PricewaterhouseCoopers, on Wednesday, released the Global Family Business Survey. According to the report, 89 per cent of the Singaporean family-run businesses surveyed had expectations to grow over the next two years in comparison to 84% of the businesses surveyed in the APAC region and globally.
Singapore also seems to be leading the numbers when it comes to encouraging the involvement of the next generation in business. 63 per cent of the businesses in Singapore are getting the next generation involved in comparison to 48 per cent in APAC and 43 per cent across the globe. The succeeding generation is also being placed in senior executive roles 53 per cent in Singapore versus 38 per cent in the APAC region and 36 per cent in terms of global businesses. Where these family businesses in Singapore are falling short is succession planning and midterm goal setting. The PwC survey covered family-run enterprises in 53 territories with a sales turnover of above US$5 million. The results were based on interviews with senior executives across 3,000 companies between April and August this year.

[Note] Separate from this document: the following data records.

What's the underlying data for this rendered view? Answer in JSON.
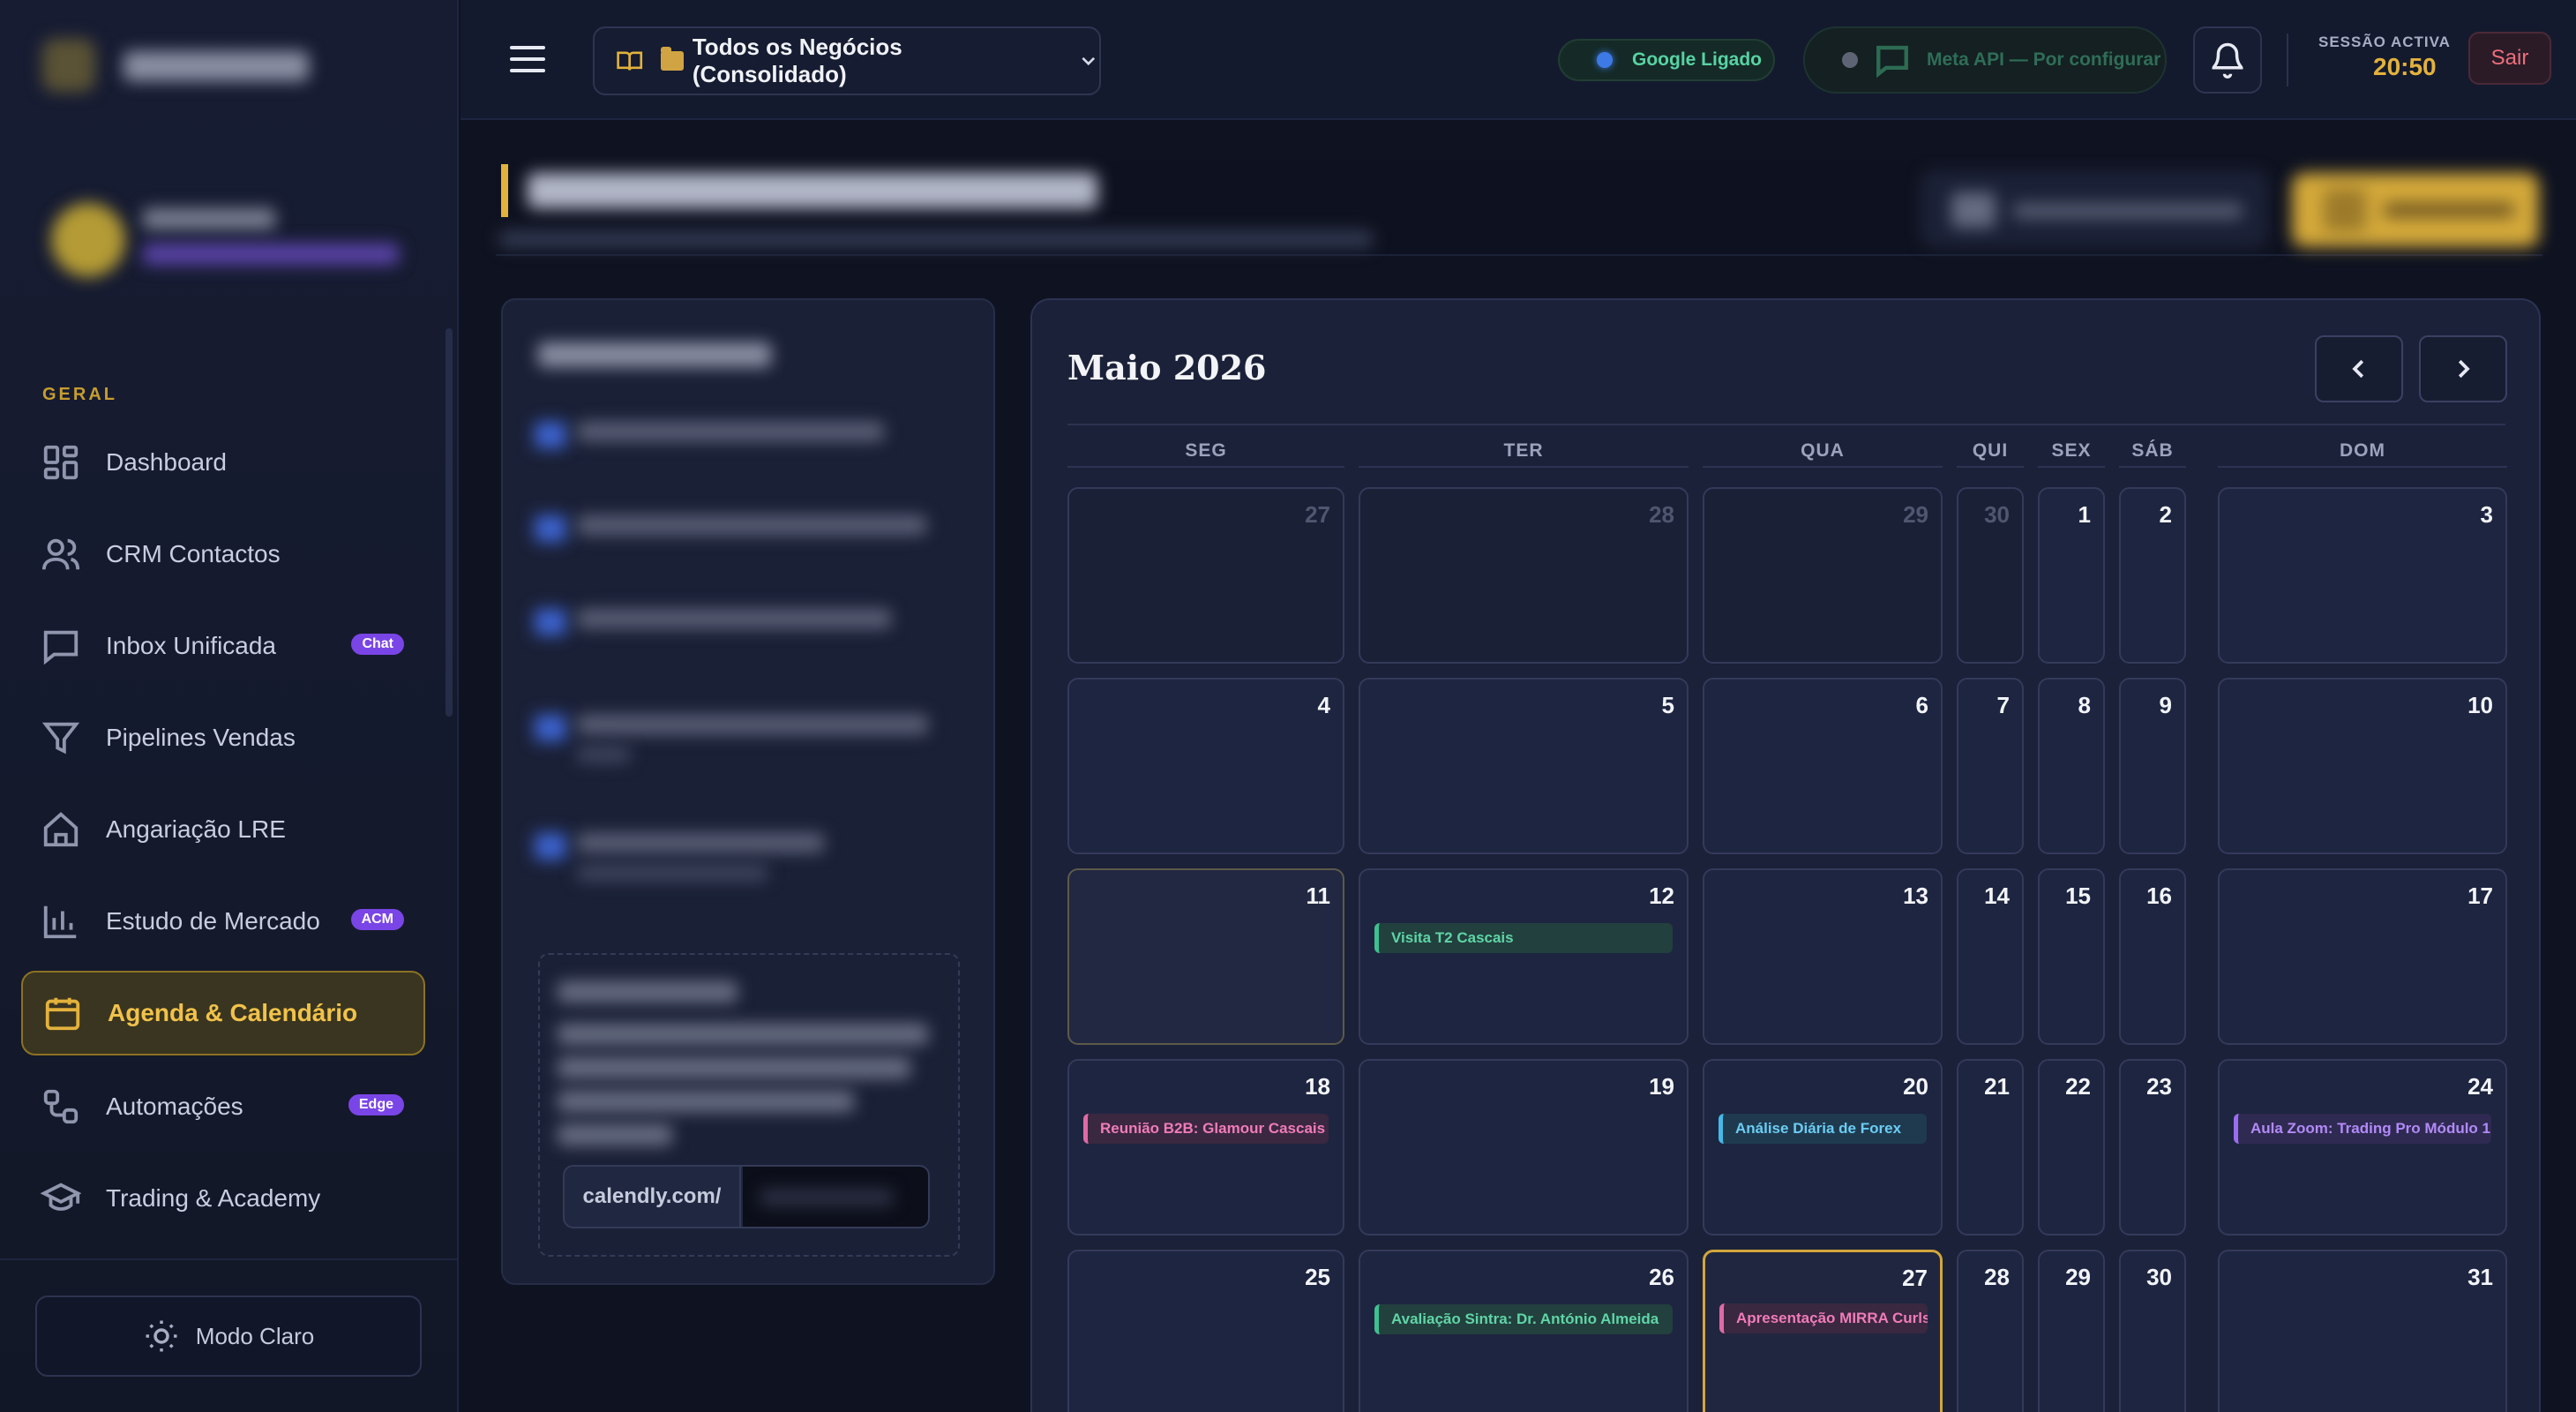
{
  "sidebar": {
    "section_label": "GERAL",
    "items": [
      {
        "label": "Dashboard",
        "icon": "grid-icon",
        "badge": ""
      },
      {
        "label": "CRM Contactos",
        "icon": "users-icon",
        "badge": ""
      },
      {
        "label": "Inbox Unificada",
        "icon": "chat-icon",
        "badge": "Chat"
      },
      {
        "label": "Pipelines Vendas",
        "icon": "filter-icon",
        "badge": ""
      },
      {
        "label": "Angariação LRE",
        "icon": "home-icon",
        "badge": ""
      },
      {
        "label": "Estudo de Mercado",
        "icon": "bar-chart-icon",
        "badge": "ACM"
      },
      {
        "label": "Agenda & Calendário",
        "icon": "calendar-icon",
        "badge": "",
        "active": true
      },
      {
        "label": "Automações",
        "icon": "workflow-icon",
        "badge": "Edge"
      },
      {
        "label": "Trading & Academy",
        "icon": "graduation-cap-icon",
        "badge": ""
      }
    ],
    "theme_toggle": "Modo Claro"
  },
  "topbar": {
    "business_selector": "Todos os Negócios (Consolidado)",
    "google_status": "Google Ligado",
    "meta_status": "Meta API — Por configurar",
    "session_label": "SESSÃO ACTIVA",
    "session_time": "20:50",
    "logout": "Sair"
  },
  "filters": {
    "url_prefix": "calendly.com/"
  },
  "calendar": {
    "month_title": "Maio 2026",
    "weekdays": [
      "SEG",
      "TER",
      "QUA",
      "QUI",
      "SEX",
      "SÁB",
      "DOM"
    ],
    "weeks": [
      [
        {
          "d": "27",
          "other": true
        },
        {
          "d": "28",
          "other": true
        },
        {
          "d": "29",
          "other": true
        },
        {
          "d": "30",
          "other": true
        },
        {
          "d": "1"
        },
        {
          "d": "2"
        },
        {
          "d": "3"
        }
      ],
      [
        {
          "d": "4"
        },
        {
          "d": "5"
        },
        {
          "d": "6"
        },
        {
          "d": "7"
        },
        {
          "d": "8"
        },
        {
          "d": "9"
        },
        {
          "d": "10"
        }
      ],
      [
        {
          "d": "11",
          "highlight": true
        },
        {
          "d": "12",
          "event": "Visita T2 Cascais",
          "color": "green"
        },
        {
          "d": "13"
        },
        {
          "d": "14"
        },
        {
          "d": "15"
        },
        {
          "d": "16"
        },
        {
          "d": "17"
        }
      ],
      [
        {
          "d": "18",
          "event": "Reunião B2B: Glamour Cascais",
          "color": "pink"
        },
        {
          "d": "19"
        },
        {
          "d": "20",
          "event": "Análise Diária de Forex",
          "color": "blue"
        },
        {
          "d": "21"
        },
        {
          "d": "22"
        },
        {
          "d": "23"
        },
        {
          "d": "24",
          "event": "Aula Zoom: Trading Pro Módulo 1",
          "color": "purple"
        }
      ],
      [
        {
          "d": "25"
        },
        {
          "d": "26",
          "event": "Avaliação Sintra: Dr. António Almeida",
          "color": "green"
        },
        {
          "d": "27",
          "today": true,
          "event": "Apresentação MIRRA Curls",
          "color": "pink"
        },
        {
          "d": "28"
        },
        {
          "d": "29"
        },
        {
          "d": "30"
        },
        {
          "d": "31"
        }
      ]
    ]
  }
}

Out of the businesses that were part of the survey, only a meager 8 per cent seemed to have a formal, detailed and well-communicated succession plan as compared to 12 per cent in the region and 15 per cent out the family businesses in the world. With regard to having a well-planned and documented mid-term plan in place, Singapore family business again score lower at 34 per cent while 43 per cent businesses in APAC and 49 per cent of the family enterprises across the globe have well-documented mid-term plans to guide them forward.
Ng Siew Quan, Asia-Pacific and Singapore entrepreneurial and private business leader at PwC says that "The biggest challenge standing in the way of family businesses thriving in Singapore today and into the future is the lack of formalized processes in areas of mid-term strategic planning. This is also tied to their strategic competencies including mitigating risk and challenges, digitalization and innovation, and succession planning. The disconnect is quite concerning, but it also sends a clear signal to family businesses in Singapore on what can be concretely done to mitigate these risks."
What was interesting to note in the survey results was that the open economy stance of Singapore actually added an extra layer of complexity thus being detrimental for the family businesses. The top three challenges that limit these businesses were the need for constant innovation, the dynamic economic environment as well as the competition faced internationally. When it came to global businesses run by families, the need for continual innovation was a common challenge, what also seems to be a deterrent to growth is not being able to assess the right skills and capabilities coupled with the need for digitalization.
In this era of technological and economic disruption, the family values that these businesses are rooted in provide a pillar of strength while also acting as a moral compass. However, only around 30 per cent of these businesses in Singapore have articulated and communicated their values formally. While family-run businesses help in preserving the culture and tradition of an economy, they need to be able to evolve in time with the rest of the businesses. Otherwise, they run the risk of getting run over and losing the spark that made them special.